Ihre neue LP verbindet die unterschiedlichen musikalischen Elemente, die sich die Black Lips in ihren zwei Jahrzehnten Jahren erfolgreich angeeignet haben. Musikalisch hält sich die Band seit ihren Anfängen eigentlich im Garage-Rock auf, ließ sich jedoch immer wieder von anderen Genres inspirieren und verfeinerte ihren Stil mit kommerziellen Details, ohne selbst an Charakter zu verlieren. Der anstehende Release ist also wie eine Art Sammelsurium der musikalischen Band-Historie: Dort trifft Garage-Rock auf New-Wave-Pop, und rauer Country verschmilzt mit euphorischem Western-Soundtrack.

Mit SEASON OF THE PEACH schafften die Black Lips ein Werk, das sowohl den wilden Geist ihrer frühen Jahre als auch den ausgereiften Sound ihrer aktuellen Besetzung einfängt. Und das konnte man auch live erleben: Beim ausverkauften SON Estrella Galicia Festival am 9. September heizte die Rockband das Publikum ganz schön auf. Gemeinsam mit der Berlin-based Band Jaguar No Me und dem katalanischen Trio Diamante Negro feierte das Mikrofestival einen erfolgreichen Eventabend.

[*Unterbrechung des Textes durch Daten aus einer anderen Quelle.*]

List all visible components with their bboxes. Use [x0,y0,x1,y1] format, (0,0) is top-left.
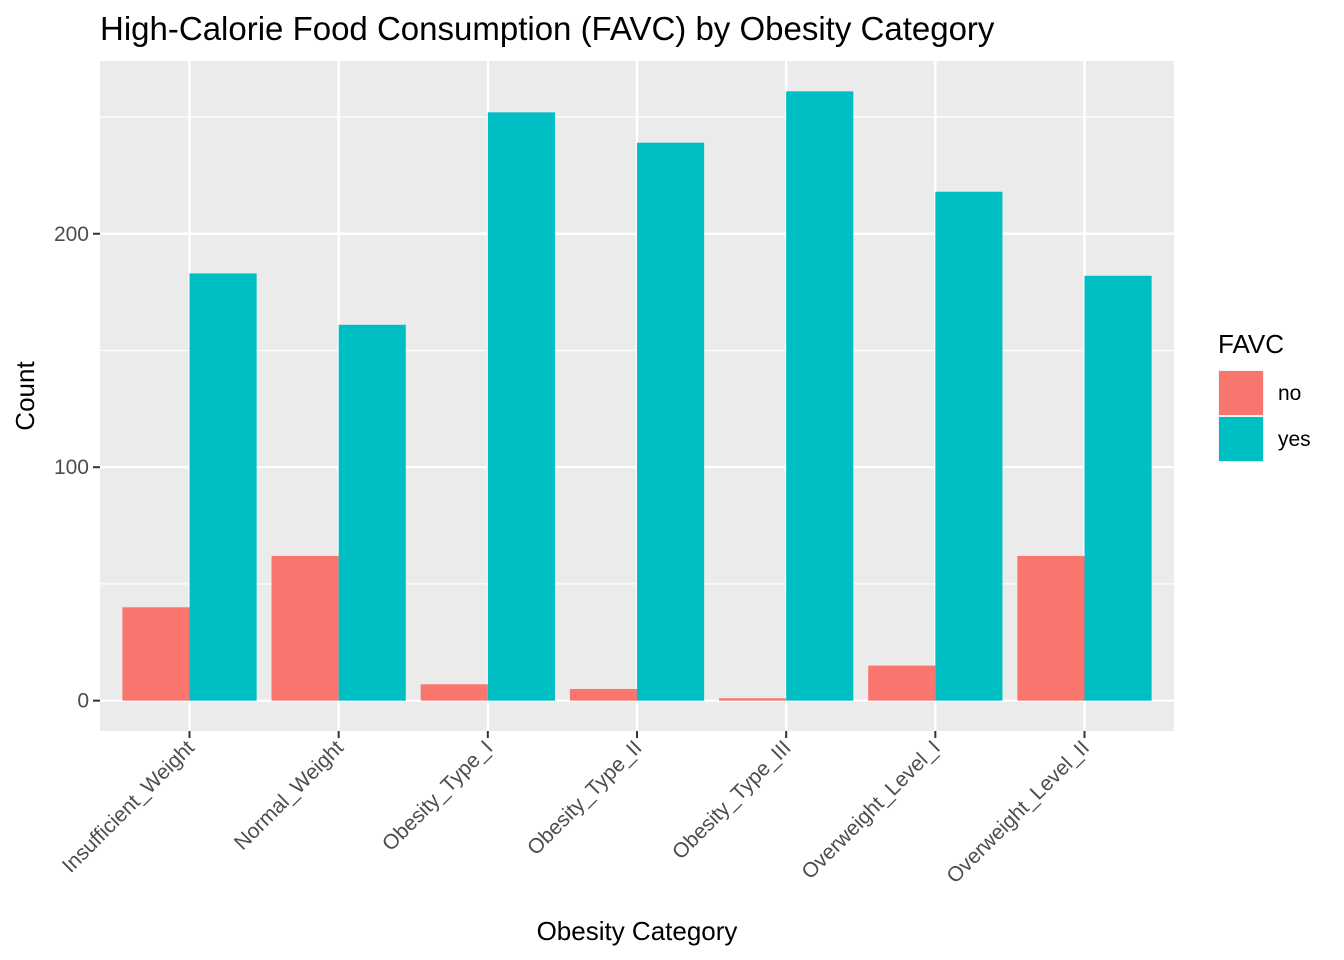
x-axis: Insufficient_Weight Normal_Weight Obesity_… [58,731,1094,888]
bars [122,91,1152,701]
bar-no-obesity_type_iii [719,698,787,701]
chart-title: High-Calorie Food Consumption (FAVC) by … [100,10,995,47]
bar-no-overweight_level_ii [1017,555,1085,701]
bar-yes-overweight_level_i [935,191,1003,701]
x-tick-label: Obesity_Type_II [523,736,647,860]
bar-no-obesity_type_ii [569,688,637,701]
bar-yes-obesity_type_i [487,112,555,701]
x-tick-label: Obesity_Type_I [378,736,497,855]
bar-no-overweight_level_i [868,665,936,701]
y-tick-label: 200 [54,223,89,246]
x-axis-title: Obesity Category [537,916,738,946]
x-tick-label: Obesity_Type_III [668,736,796,864]
x-tick-label: Insufficient_Weight [58,736,199,877]
y-axis: 0 100 200 [54,223,100,713]
bar-no-normal_weight [271,555,339,701]
y-axis-title: Count [10,361,40,431]
bar-no-insufficient_weight [122,607,190,701]
y-tick-label: 0 [77,690,89,713]
legend-label-yes: yes [1278,428,1311,451]
x-tick-label: Normal_Weight [230,736,348,854]
bar-yes-obesity_type_iii [786,91,854,701]
x-tick-label: Overweight_Level_I [797,736,945,884]
legend-label-no: no [1278,382,1301,405]
bar-yes-overweight_level_ii [1084,275,1152,701]
x-tick-label: Overweight_Level_II [942,736,1094,888]
legend-swatch-no [1219,371,1263,415]
legend-swatch-yes [1219,417,1263,461]
y-tick-label: 100 [54,456,89,479]
legend: FAVC no yes [1218,329,1311,462]
bar-yes-obesity_type_ii [637,142,705,701]
bar-yes-normal_weight [338,324,406,701]
legend-title: FAVC [1218,329,1284,359]
bar-yes-insufficient_weight [189,273,257,701]
bar-no-obesity_type_i [420,684,488,701]
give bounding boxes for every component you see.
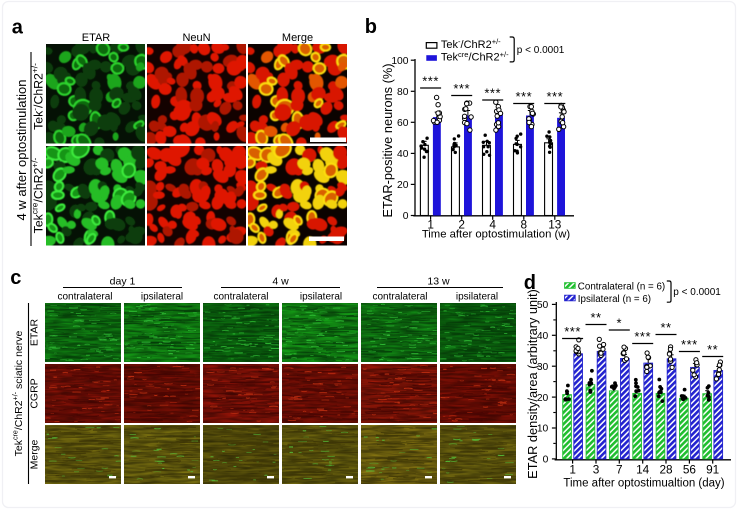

SON Estrella Galicia Festival: Weitere Termine

Am 27. November geht es im Kreuzberger Gretchen mit den Sängerin Σtella in die nächste Indoor-Festivalrunde. Über diesen Link gibt es noch Tickets für die Show. Ein vierter Termin ist ebenfalls klar: Am 13. Dezember spielen die Lambrini Girls im Bi Nuu. Weitere Support-Artists werden noch bekannt gegeben.